Wikipedia editors have quietly gone to war this week with a company that promises to make its clients look good on the Internet’s encyclopedia.
The casualties so far include some 250 so-called “sockpuppet” users linked to the firm Wiki-PR. The users were banned for allegedly taking money to write and edit Wikipedia articles and for violating other site policies, according to the Wikipedia Foundation.
“Our readers know Wikipedia’s not perfect, but they also know that it has their best interests at heart, and is never trying to sell them a product or propagandize them in any way,” wrote Sue Gardner, executive director of the Wikipedia Foundation, in a blog post. “Our goal is to provide neutral, reliable information for our readers, and anything that threatens that is a serious problem.”
The Wikipedia Foundation’s response follows in-depth reports from The Daily Dot and Vice, both of which delved into Wiki-PR’s services. The company offers page creation and editing, page management, and other related services that stand up to “the scrutiny of Wikipedia’s community rules and guidelines.” According to Vice, one client paid Wiki-PR $1,500 to write and publish an entry about him on Wikipedia – and would have been charged another $800 for 30 days of “media relations efforts” offered by a related company, Scarsdale Media, had he taken the offer. Other clients paid up to $1000 for Wiki-PR’s services, reports The Daily Dot.
In an email to the Wall Street Journal, Wiki-PR CEO Jordan Michael French characterized his company as a “research and writing firm” that provides “paid editing” but “not paid advocacy.”
“We’re as boring as any other research firm,” writes French. “The ‘PR’ in Wiki-PR is a misnomer – we’re a research and writing firm. We counsel our clients on how to adhere to Wikipedia’s rules.”
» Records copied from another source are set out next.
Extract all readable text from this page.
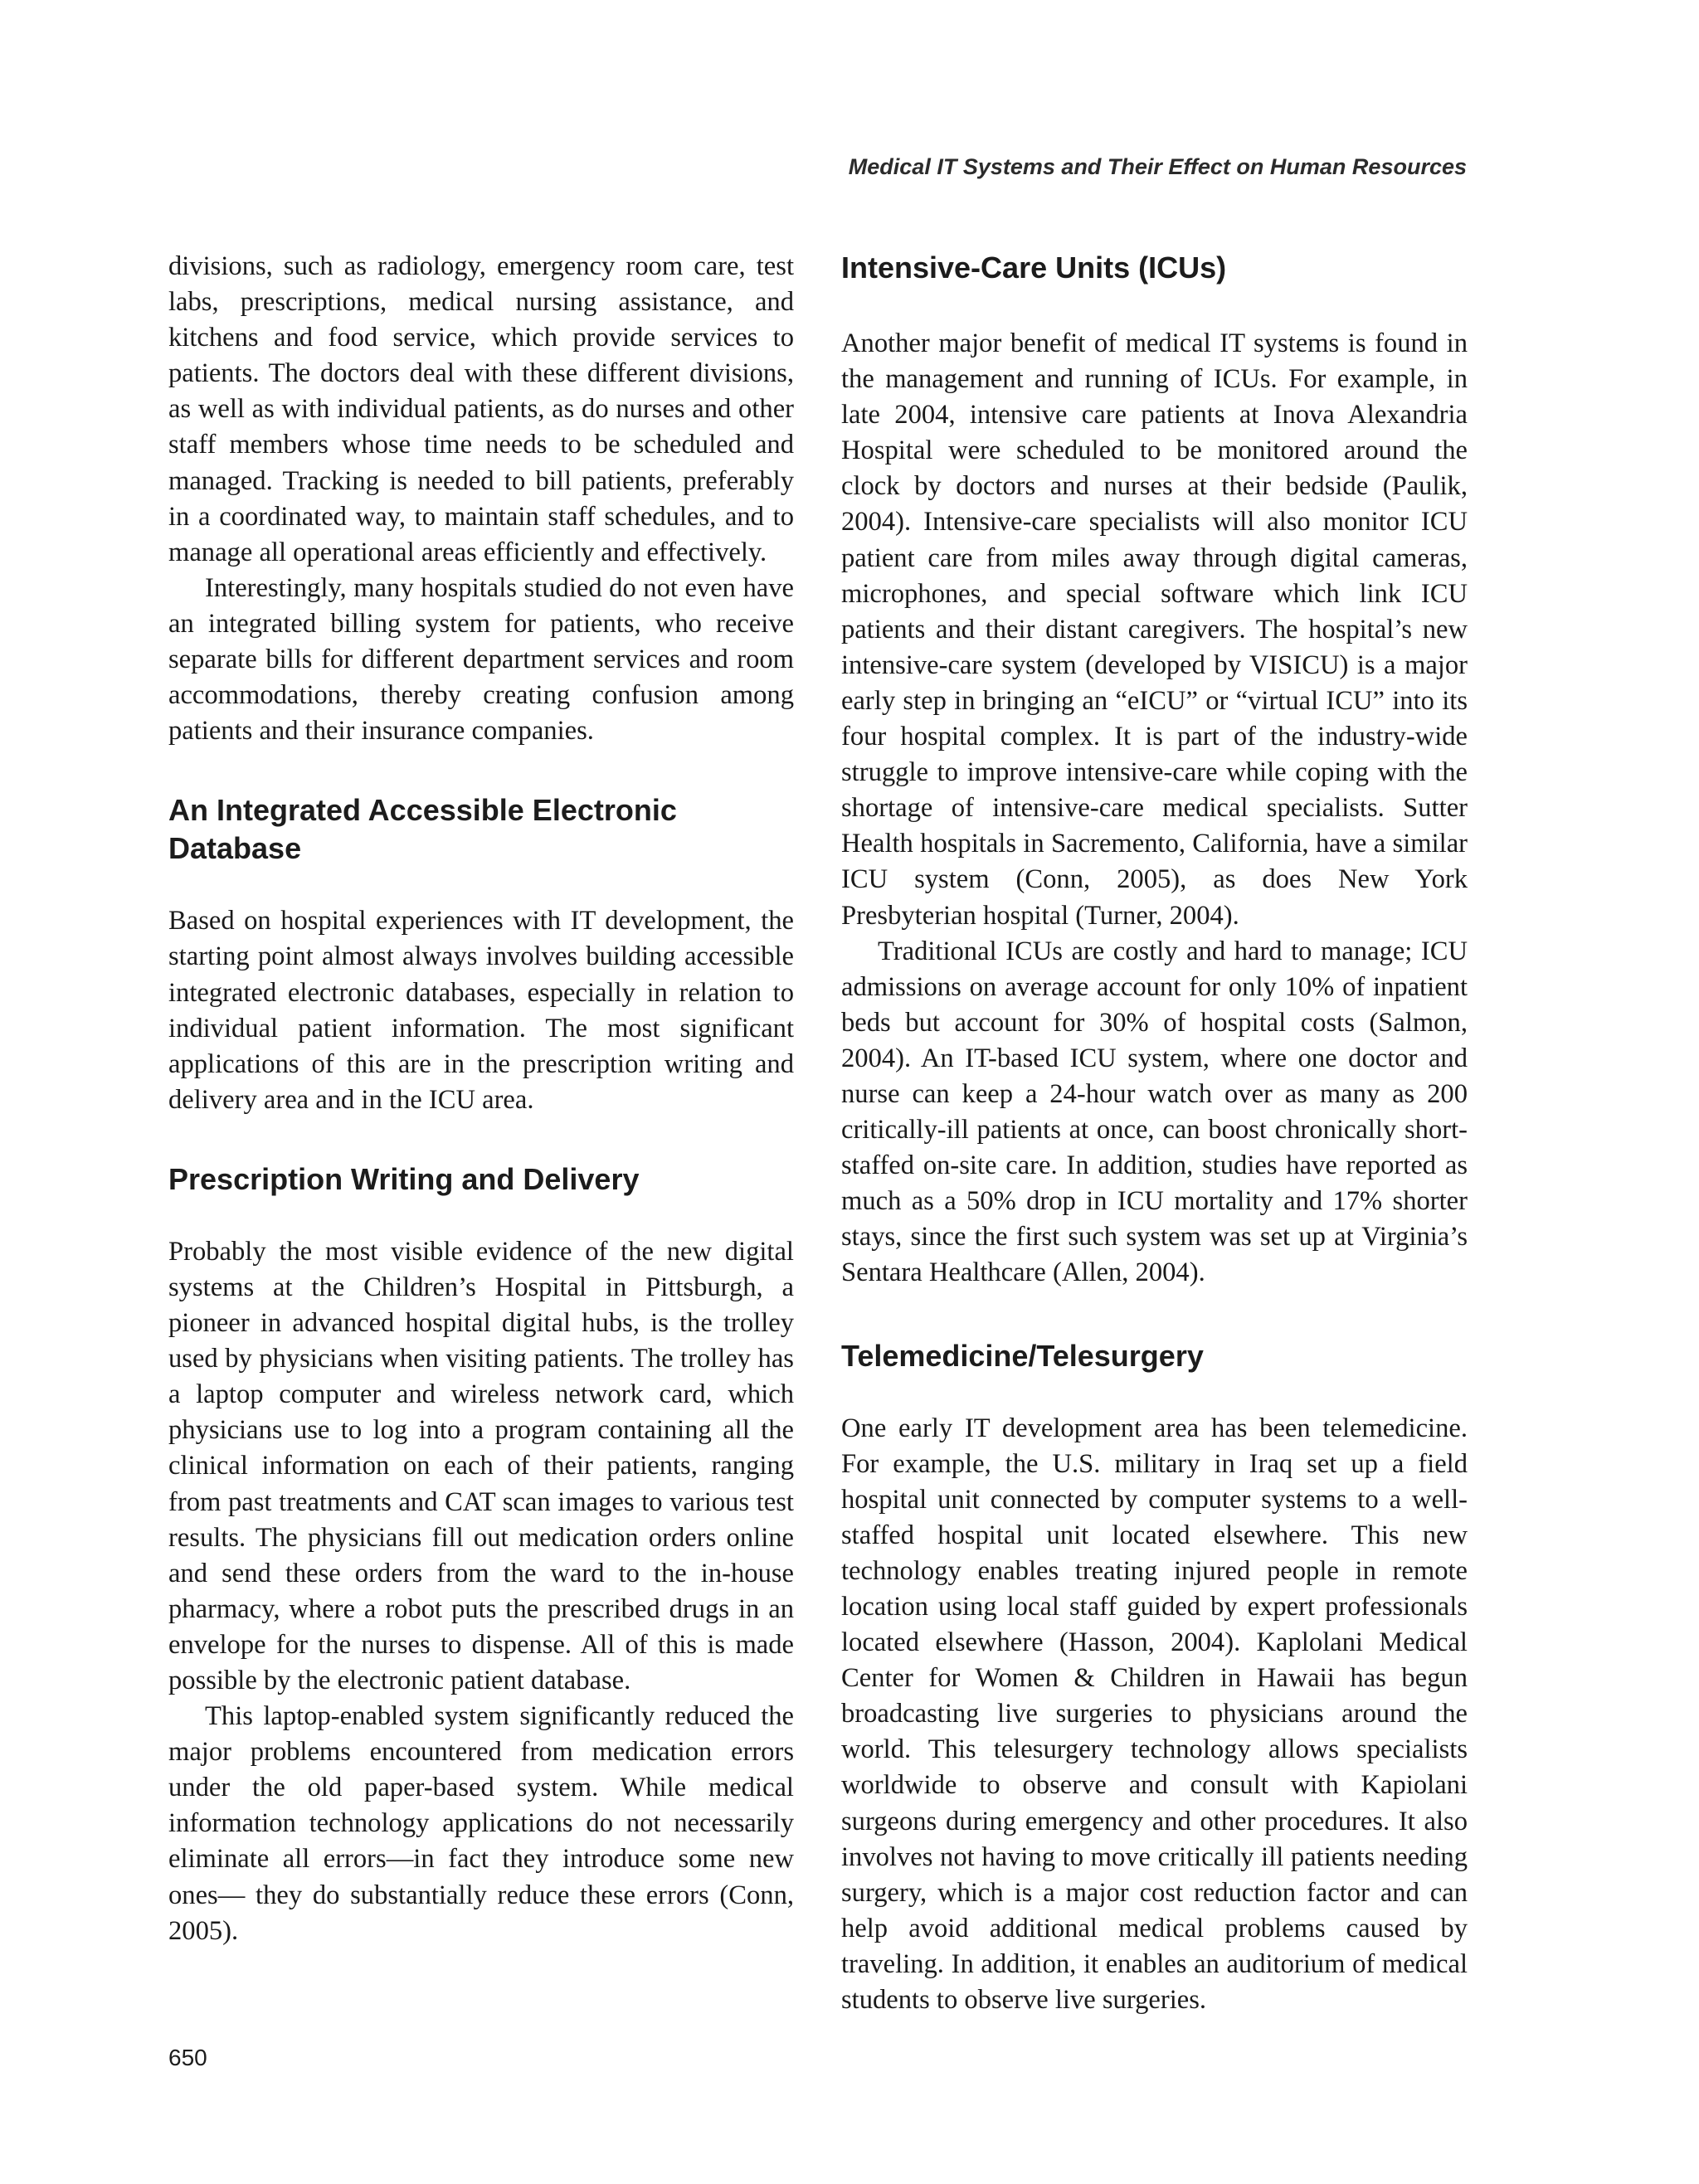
Medical IT Systems and Their Effect on Human Resources

divisions, such as radiology, emergency room care, test labs, prescriptions, medical nursing assistance, and kitchens and food service, which provide services to patients. The doctors deal with these different divisions, as well as with individual patients, as do nurses and other staff members whose time needs to be scheduled and managed. Tracking is needed to bill patients, preferably in a coordinated way, to maintain staff schedules, and to manage all operational areas efficiently and effectively.

Interestingly, many hospitals studied do not even have an integrated billing system for patients, who receive separate bills for different department services and room accommodations, thereby creating confusion among patients and their insurance companies.

An Integrated Accessible Electronic Database

Based on hospital experiences with IT development, the starting point almost always involves building accessible integrated electronic databases, especially in relation to individual patient information. The most significant applications of this are in the prescription writing and delivery area and in the ICU area.

Prescription Writing and Delivery

Probably the most visible evidence of the new digital systems at the Children’s Hospital in Pittsburgh, a pioneer in advanced hospital digital hubs, is the trolley used by physicians when visiting patients. The trolley has a laptop computer and wireless network card, which physicians use to log into a program containing all the clinical information on each of their patients, ranging from past treatments and CAT scan images to various test results. The physicians fill out medication orders online and send these orders from the ward to the in-house pharmacy, where a robot puts the prescribed drugs in an envelope for the nurses to dispense. All of this is made possible by the electronic patient database.

This laptop-enabled system significantly reduced the major problems encountered from medication errors under the old paper-based system. While medical information technology applications do not necessarily eliminate all errors—in fact they introduce some new ones— they do substantially reduce these errors (Conn, 2005).

Intensive-Care Units (ICUs)

Another major benefit of medical IT systems is found in the management and running of ICUs. For example, in late 2004, intensive care patients at Inova Alexandria Hospital were scheduled to be monitored around the clock by doctors and nurses at their bedside (Paulik, 2004). Intensive-care specialists will also monitor ICU patient care from miles away through digital cameras, microphones, and special software which link ICU patients and their distant caregivers. The hospital’s new intensive-care system (developed by VISICU) is a major early step in bringing an “eICU” or “virtual ICU” into its four hospital complex. It is part of the industry-wide struggle to improve intensive-care while coping with the shortage of intensive-care medical specialists. Sutter Health hospitals in Sacremento, California, have a similar ICU system (Conn, 2005), as does New York Presbyterian hospital (Turner, 2004).

Traditional ICUs are costly and hard to manage; ICU admissions on average account for only 10% of inpatient beds but account for 30% of hospital costs (Salmon, 2004). An IT-based ICU system, where one doctor and nurse can keep a 24-hour watch over as many as 200 critically-ill patients at once, can boost chronically short-staffed on-site care. In addition, studies have reported as much as a 50% drop in ICU mortality and 17% shorter stays, since the first such system was set up at Virginia’s Sentara Healthcare (Allen, 2004).

Telemedicine/Telesurgery

One early IT development area has been telemedicine. For example, the U.S. military in Iraq set up a field hospital unit connected by computer systems to a well-staffed hospital unit located elsewhere. This new technology enables treating injured people in remote location using local staff guided by expert professionals located elsewhere (Hasson, 2004). Kaplolani Medical Center for Women & Children in Hawaii has begun broadcasting live surgeries to physicians around the world. This telesurgery technology allows specialists worldwide to observe and consult with Kapiolani surgeons during emergency and other procedures. It also involves not having to move critically ill patients needing surgery, which is a major cost reduction factor and can help avoid additional medical problems caused by traveling. In addition, it enables an auditorium of medical students to observe live surgeries.

650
Wikipedia’s rules are vast and all-encompassing. Its official “Policies and Guidelines” page, however, does not explicitly prohibit article promotion. For that, users must examine its “What Wikipedia is not” page, which forbids “advocacy,” “opinion pieces,” “scandal mongering,” “self-promotion,” and “advertising, marketing, or public relations” articles.
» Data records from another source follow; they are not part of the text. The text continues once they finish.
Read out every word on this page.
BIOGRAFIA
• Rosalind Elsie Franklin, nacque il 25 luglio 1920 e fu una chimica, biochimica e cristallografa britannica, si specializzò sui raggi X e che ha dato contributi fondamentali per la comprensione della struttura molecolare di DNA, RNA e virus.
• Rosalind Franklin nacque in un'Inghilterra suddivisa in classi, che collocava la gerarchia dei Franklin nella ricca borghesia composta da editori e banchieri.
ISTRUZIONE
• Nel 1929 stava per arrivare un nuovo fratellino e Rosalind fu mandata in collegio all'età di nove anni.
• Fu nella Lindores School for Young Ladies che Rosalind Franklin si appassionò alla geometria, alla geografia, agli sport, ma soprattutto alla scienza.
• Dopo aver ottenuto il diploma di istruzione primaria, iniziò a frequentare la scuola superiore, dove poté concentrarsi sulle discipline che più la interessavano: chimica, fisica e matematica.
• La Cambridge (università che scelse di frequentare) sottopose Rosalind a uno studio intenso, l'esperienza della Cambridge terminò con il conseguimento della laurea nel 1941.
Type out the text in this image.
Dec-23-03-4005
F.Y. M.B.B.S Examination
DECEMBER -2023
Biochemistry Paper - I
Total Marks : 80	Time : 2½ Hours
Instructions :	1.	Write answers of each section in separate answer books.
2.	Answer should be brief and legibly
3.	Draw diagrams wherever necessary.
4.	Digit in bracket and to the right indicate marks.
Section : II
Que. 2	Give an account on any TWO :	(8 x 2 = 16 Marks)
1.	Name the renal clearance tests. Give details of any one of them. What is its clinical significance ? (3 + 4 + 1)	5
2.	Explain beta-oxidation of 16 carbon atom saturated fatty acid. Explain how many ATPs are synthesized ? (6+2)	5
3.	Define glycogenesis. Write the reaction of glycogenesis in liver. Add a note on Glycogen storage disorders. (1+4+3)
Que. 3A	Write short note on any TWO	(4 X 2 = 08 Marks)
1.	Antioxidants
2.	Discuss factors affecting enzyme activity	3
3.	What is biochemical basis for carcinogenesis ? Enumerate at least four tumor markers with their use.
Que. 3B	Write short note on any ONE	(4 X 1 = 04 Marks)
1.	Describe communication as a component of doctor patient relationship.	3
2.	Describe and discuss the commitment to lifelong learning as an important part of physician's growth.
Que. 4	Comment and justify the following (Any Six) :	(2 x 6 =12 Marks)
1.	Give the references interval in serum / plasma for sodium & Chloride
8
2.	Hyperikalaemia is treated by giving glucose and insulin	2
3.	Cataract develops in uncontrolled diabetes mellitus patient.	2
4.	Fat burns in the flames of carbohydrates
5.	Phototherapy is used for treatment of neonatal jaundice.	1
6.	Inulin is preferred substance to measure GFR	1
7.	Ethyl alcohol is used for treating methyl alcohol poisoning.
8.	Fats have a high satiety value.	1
Members of the public relations industry have condemned Wiki-PR’s practices as counter productive. The UK-based PR industry group Chartered Institute of Public Relations (CIPR) says Wiki-PR services provide “zero gain” for the PR industry and its clients alike.
“There is zero gain to be had for any public relations firms or their clients in subverting the rules of any online community,” said Stephen Waddington, president of CIPR, in a statement. “Wikipedia’s rules on editing are clear. Paid-for advocates and those with a clear conflict of interest should not directly edit Wikipedia for an article for their client or employer.”
Wikipedia bans most – but not all – forms of paid editing. A common example of allowed paid editing is a university professor who, as part of her job, edits a Wikipedia article to expertly distill the findings of a recent relevant study. What’s not allowed is paid editors changing articles for promotional purposes – something Gardner describes as “extremely problematic.”
“We consider it a ‘black hat’ practice,” wrote Gardner. “Paid advocacy editing violates the core principles that have made Wikipedia so valuable for so many people.”
The fight against Wiki-PR and any other paid “sockpuppets” highlights Wikipedia’s never-ending struggle to be a reliable source of relevant encyclopedic information. A 2005 study found Wikipedia’s peer-edited articles to be as trustworthy as Britannica print encyclopedias, the standard-bearer at the time. Britannica, which published new editions of its encyclopedia for 244 years, officially stopped printing physical volumes in 2012, due in part to competition from Wikipedia.
Updated with comment from CIPR and additional information about Wikipedia’s paid editing guidelines (10/23).